Nor did King have a rosy view of the power of voting and elections to effect change by themselves. I've quoted this passage before, but I might as well quote it again:
No president has really done very much for the American Negro, though the past two presidents have received much undeserved credit for helping us. This credit has accrued to Lyndon Johnson and John Kennedy only because it was during their administrations that Negroes began doing more for themselves. Kennedy didn't voluntarily submit a civil rights bill, nor did Lyndon Johnson. In fact, both told us at one time that such legislation was impossible. President Johnson did respond realistically to the signs of the times and used his skills as a legislator to get bills through Congress that other men might not have gotten through. I must point out, in all honesty, however, that President Johnson has not been nearly so diligent in implementing the bills he has helped shepherd through Congress.

Of the ten titles of the 1964 Civil Rights Act, probably only the one concerning public accommodations -- the most bitterly contested section -- has been meaningfully enforced and implemented. Most of the other sections have been deliberately ignored.


I'm sure that most whites felt that with the passage of the 1964 Civil Rights Act, all race problems were automatically solved. Because most white people are so far removed from the life of the average Negro, there has been little to challenge this assumption. Yet Negroes continue to live with racism every day.

Liberals today like to mock right-wingers who try to claim King as one of their own; but while white liberals in the 1950s and 1960s didn't hate King or the Civil Rights Movement as much as the Right did, most of them weren't really comfortable with them either. (The same applied to the movement against the war in Vietnam: most liberals disapproved of the war, but didn't want the US to withdraw in the foreseeable future, and they disapproved of nonviolent civil disobedience against it.)

I'm glad I don't live in Massachusetts, so I don't have to decide whether to vote for Elizabeth Warren.

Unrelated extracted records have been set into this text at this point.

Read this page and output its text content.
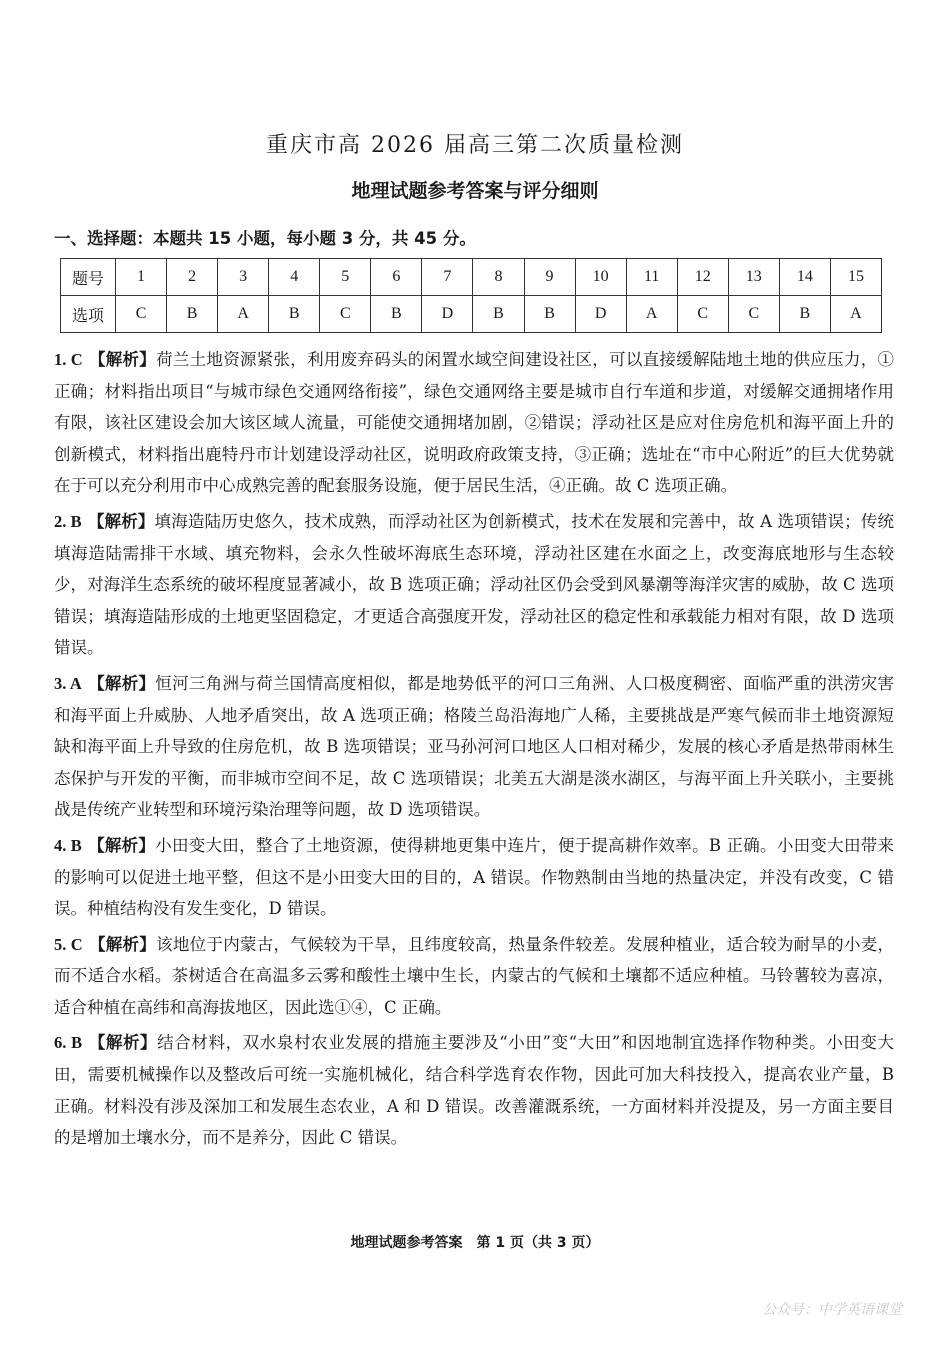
重庆市高 2026 届高三第二次质量检测
地理试题参考答案与评分细则
一、选择题：本题共 15 小题，每小题 3 分，共 45 分。
题号	1	2	3	4	5	6	7	8	9	10	11	12	13	14	15
选项	C	B	A	B	C	B	D	B	B	D	A	C	C	B	A
1. C 【解析】荷兰土地资源紧张，利用废弃码头的闲置水域空间建设社区，可以直接缓解陆地土地的供应压力，①正确；材料指出项目“与城市绿色交通网络衔接”，绿色交通网络主要是城市自行车道和步道，对缓解交通拥堵作用有限，该社区建设会加大该区域人流量，可能使交通拥堵加剧，②错误；浮动社区是应对住房危机和海平面上升的创新模式，材料指出鹿特丹市计划建设浮动社区，说明政府政策支持，③正确；选址在“市中心附近”的巨大优势就在于可以充分利用市中心成熟完善的配套服务设施，便于居民生活，④正确。故 C 选项正确。
2. B 【解析】填海造陆历史悠久，技术成熟，而浮动社区为创新模式，技术在发展和完善中，故 A 选项错误；传统填海造陆需排干水域、填充物料，会永久性破坏海底生态环境，浮动社区建在水面之上，改变海底地形与生态较少，对海洋生态系统的破坏程度显著减小，故 B 选项正确；浮动社区仍会受到风暴潮等海洋灾害的威胁，故 C 选项错误；填海造陆形成的土地更坚固稳定，才更适合高强度开发，浮动社区的稳定性和承载能力相对有限，故 D 选项错误。
3. A 【解析】恒河三角洲与荷兰国情高度相似，都是地势低平的河口三角洲、人口极度稠密、面临严重的洪涝灾害和海平面上升威胁、人地矛盾突出，故 A 选项正确；格陵兰岛沿海地广人稀，主要挑战是严寒气候而非土地资源短缺和海平面上升导致的住房危机，故 B 选项错误；亚马孙河河口地区人口相对稀少，发展的核心矛盾是热带雨林生态保护与开发的平衡，而非城市空间不足，故 C 选项错误；北美五大湖是淡水湖区，与海平面上升关联小，主要挑战是传统产业转型和环境污染治理等问题，故 D 选项错误。
4. B 【解析】小田变大田，整合了土地资源，使得耕地更集中连片，便于提高耕作效率。B 正确。小田变大田带来的影响可以促进土地平整，但这不是小田变大田的目的，A 错误。作物熟制由当地的热量决定，并没有改变，C 错误。种植结构没有发生变化，D 错误。
5. C 【解析】该地位于内蒙古，气候较为干旱，且纬度较高，热量条件较差。发展种植业，适合较为耐旱的小麦，而不适合水稻。茶树适合在高温多云雾和酸性土壤中生长，内蒙古的气候和土壤都不适应种植。马铃薯较为喜凉，适合种植在高纬和高海拔地区，因此选①④，C 正确。
6. B 【解析】结合材料，双水泉村农业发展的措施主要涉及“小田”变“大田”和因地制宜选择作物种类。小田变大田，需要机械操作以及整改后可统一实施机械化，结合科学选育农作物，因此可加大科技投入，提高农业产量，B 正确。材料没有涉及深加工和发展生态农业，A 和 D 错误。改善灌溉系统，一方面材料并没提及，另一方面主要目的是增加土壤水分，而不是养分，因此 C 错误。
地理试题参考答案　第 1 页（共 3 页）
公众号：中学英语课堂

How much do you want to bet that once she's in office, she and her supporters will be trotting out the same defenses that Obama's supporters have made for him: Oh, it's only her first term, you have to be patient, she's just playing ten-dimensional chess with Wall Street until she's ready to reveal her true glory... That's assuming that the Democrats don't lose more seats in Congress in 2012; and remember, a Senator has much less power than a President. Warren is already being groomed as the new Messiah for (and by) Obama fans of little faith. But the important thing is, she's not Scott Brown and she's not a Republican! Her selective concern for the law is trivial compared to that.